M Staging

M1 defines the presence of lymphadenopathy outside the central route of outflow and in the para-aortic site and the presence of distant metastasis. CT plays a major role also in M staging. In about 15% of cases rectal carcinoma shows on first diagnosis secondary liver localisation [18]. It has a satisfactory sensitivity in the detection of hepatic metastatic lesions; in no contrast scans metastases appear as hypodense area. In sporadic cases these lesions may present small calcifications, typical of mucinous adenocarcinoma [19]. In dynamic scanning (contrast bolus) in the arterial phase metastases show ring enhancement. In the late phase (10-15 min after bolus) the lesions tend to become hypodense with the adjacent parenchyma.

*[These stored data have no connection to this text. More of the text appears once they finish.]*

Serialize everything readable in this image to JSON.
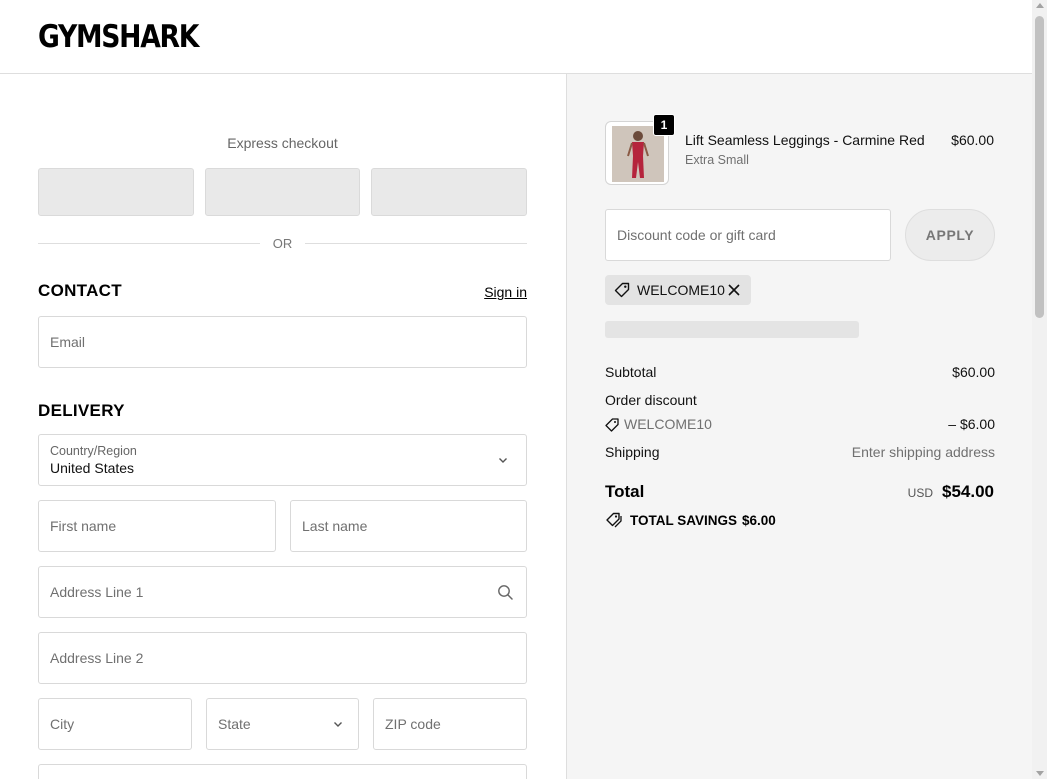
{
  "brand": {
    "logo_text": "GYMSHARK"
  },
  "express": {
    "title": "Express checkout",
    "divider": "OR"
  },
  "contact": {
    "title": "CONTACT",
    "signin": "Sign in",
    "email_placeholder": "Email"
  },
  "delivery": {
    "title": "DELIVERY",
    "country_label": "Country/Region",
    "country_value": "United States",
    "first_name_placeholder": "First name",
    "last_name_placeholder": "Last name",
    "address1_placeholder": "Address Line 1",
    "address2_placeholder": "Address Line 2",
    "city_placeholder": "City",
    "state_placeholder": "State",
    "zip_placeholder": "ZIP code"
  },
  "cart": {
    "item": {
      "quantity": "1",
      "name": "Lift Seamless Leggings - Carmine Red",
      "variant": "Extra Small",
      "price": "$60.00"
    },
    "discount": {
      "placeholder": "Discount code or gift card",
      "apply_label": "APPLY"
    },
    "applied_code": "WELCOME10"
  },
  "summary": {
    "subtotal_label": "Subtotal",
    "subtotal_value": "$60.00",
    "order_discount_label": "Order discount",
    "discount_code": "WELCOME10",
    "discount_value": "– $6.00",
    "shipping_label": "Shipping",
    "shipping_value": "Enter shipping address",
    "total_label": "Total",
    "currency": "USD",
    "total_value": "$54.00",
    "savings_label": "TOTAL SAVINGS",
    "savings_value": "$6.00"
  },
  "colors": {
    "accent": "#000000",
    "summary_bg": "#f5f5f5",
    "button_bg": "#e9e9e9",
    "product_red": "#b5243c"
  },
  "icons": [
    "chevron-down-icon",
    "search-icon",
    "tag-icon",
    "close-icon",
    "scroll-up-arrow",
    "scroll-down-arrow"
  ]
}
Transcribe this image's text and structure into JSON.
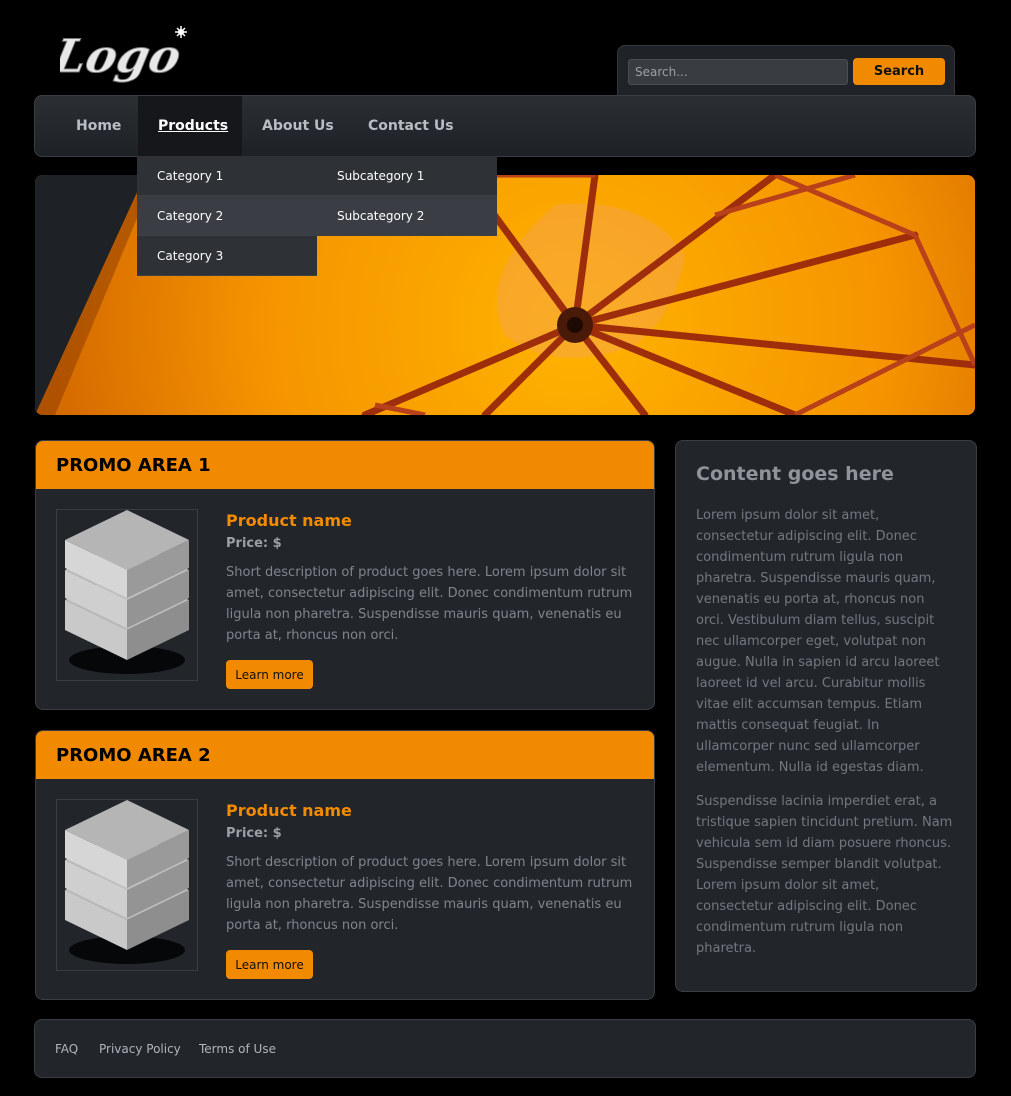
{
  "logo": {
    "text": "Logo"
  },
  "search": {
    "placeholder": "Search...",
    "button_label": "Search"
  },
  "nav": {
    "items": [
      {
        "label": "Home"
      },
      {
        "label": "Products",
        "active": true
      },
      {
        "label": "About Us"
      },
      {
        "label": "Contact Us"
      }
    ],
    "dropdown": [
      "Category 1",
      "Category 2",
      "Category 3"
    ],
    "subdropdown": [
      "Subcategory 1",
      "Subcategory 2"
    ]
  },
  "promos": [
    {
      "title": "PROMO AREA 1",
      "product_name": "Product name",
      "price": "Price: $",
      "description": "Short description of product goes here. Lorem ipsum dolor sit amet, consectetur adipiscing elit. Donec condimentum rutrum ligula non pharetra. Suspendisse mauris quam, venenatis eu porta at, rhoncus non orci.",
      "button_label": "Learn more"
    },
    {
      "title": "PROMO AREA 2",
      "product_name": "Product name",
      "price": "Price: $",
      "description": "Short description of product goes here. Lorem ipsum dolor sit amet, consectetur adipiscing elit. Donec condimentum rutrum ligula non pharetra. Suspendisse mauris quam, venenatis eu porta at, rhoncus non orci.",
      "button_label": "Learn more"
    }
  ],
  "sidebar": {
    "title": "Content goes here",
    "paragraphs": [
      "Lorem ipsum dolor sit amet, consectetur adipiscing elit. Donec condimentum rutrum ligula non pharetra. Suspendisse mauris quam, venenatis eu porta at, rhoncus non orci. Vestibulum diam tellus, suscipit nec ullamcorper eget, volutpat non augue. Nulla in sapien id arcu laoreet laoreet id vel arcu. Curabitur mollis vitae elit accumsan tempus. Etiam mattis consequat feugiat. In ullamcorper nunc sed ullamcorper elementum. Nulla id egestas diam.",
      "Suspendisse lacinia imperdiet erat, a tristique sapien tincidunt pretium. Nam vehicula sem id diam posuere rhoncus. Suspendisse semper blandit volutpat. Lorem ipsum dolor sit amet, consectetur adipiscing elit. Donec condimentum rutrum ligula non pharetra."
    ]
  },
  "footer": {
    "links": [
      "FAQ",
      "Privacy Policy",
      "Terms of Use"
    ]
  },
  "colors": {
    "accent": "#f28a00",
    "panel": "#22262b",
    "background": "#000000"
  },
  "icons": {
    "product": "server-stack-icon",
    "logo_star": "star-icon"
  }
}
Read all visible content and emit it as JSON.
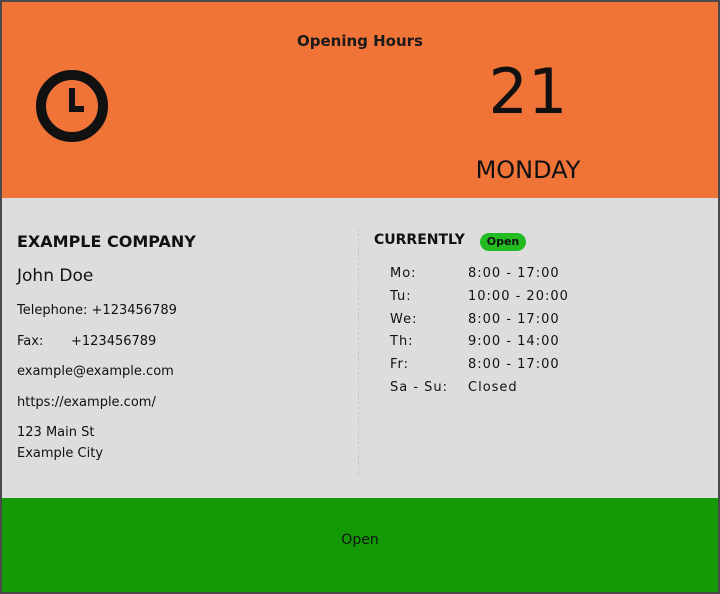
{
  "header": {
    "title": "Opening Hours",
    "day_number": "21",
    "day_name": "MONDAY",
    "icon": "clock-icon",
    "background": "#f07338"
  },
  "company": {
    "name": "EXAMPLE COMPANY",
    "contact_person": "John Doe",
    "telephone": "Telephone: +123456789",
    "fax_label": "Fax:",
    "fax_value": "+123456789",
    "email": "example@example.com",
    "website": "https://example.com/",
    "address_line1": "123 Main St",
    "address_line2": "Example City"
  },
  "status": {
    "currently_label": "CURRENTLY",
    "badge": "Open",
    "badge_color": "#22bb22"
  },
  "hours": [
    {
      "day": "Mo:",
      "time": "8:00 - 17:00"
    },
    {
      "day": "Tu:",
      "time": "10:00 - 20:00"
    },
    {
      "day": "We:",
      "time": "8:00 - 17:00"
    },
    {
      "day": "Th:",
      "time": "9:00 - 14:00"
    },
    {
      "day": "Fr:",
      "time": "8:00 - 17:00"
    },
    {
      "day": "Sa - Su:",
      "time": "Closed"
    }
  ],
  "footer": {
    "status_text": "Open",
    "background": "#149a06"
  }
}
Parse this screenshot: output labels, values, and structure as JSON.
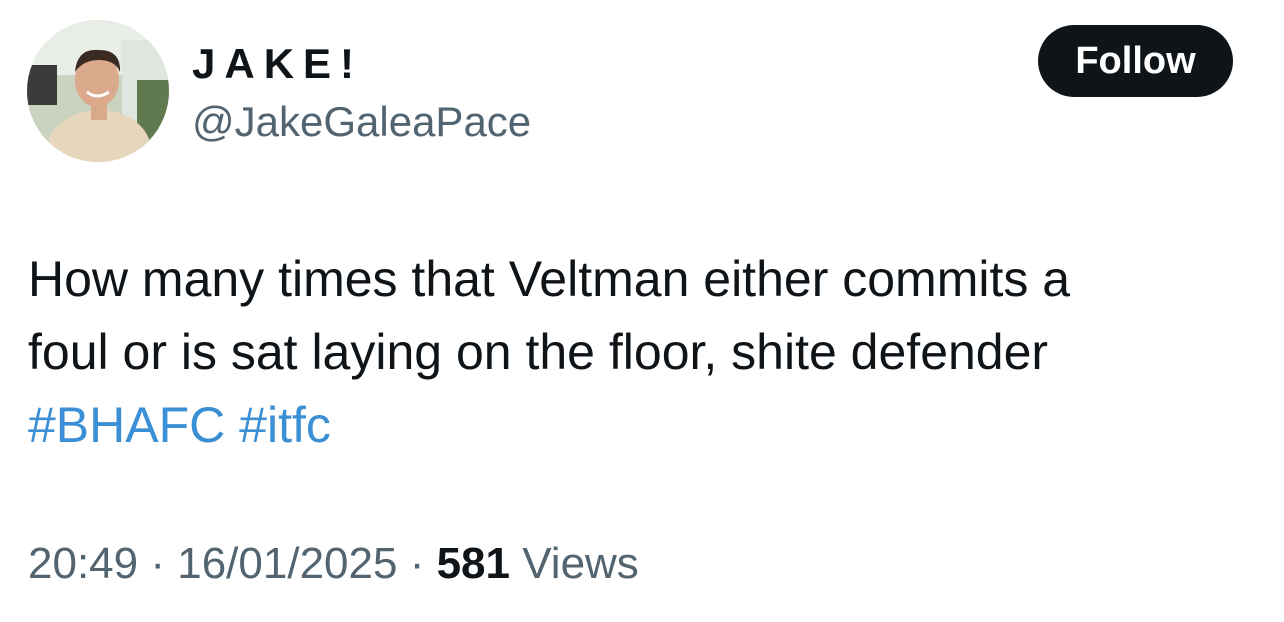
{
  "author": {
    "display_name": "JAKE!",
    "handle": "@JakeGaleaPace"
  },
  "follow_button": {
    "label": "Follow"
  },
  "tweet": {
    "line1": "How many times that Veltman either commits a",
    "line2": "foul or is sat laying on the floor, shite defender",
    "hashtags": [
      "#BHAFC",
      "#itfc"
    ]
  },
  "meta": {
    "time": "20:49",
    "separator": "·",
    "date": "16/01/2025",
    "views_count": "581",
    "views_label": "Views"
  },
  "colors": {
    "text": "#0f1419",
    "secondary": "#536471",
    "link": "#3b8fd4",
    "button_bg": "#0f1419"
  }
}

There is central enhancement in case of a central fibrotic or necrotic focus.

The detection of small metastatic hepatic lesions at surgery for rectal carcinoma is important because they may be resectable with consequent improvement of the patient's survival.

Adrenal metastases have also been observed in patients with rectal cancer. The findings of enlarged inhomogeneous or asymmetrical adrenal glands should be suggestive of secondary location [19]. The finding of ascitic effusion into the peritoneal cavity is a sign of peritoneal metastatic spread [4].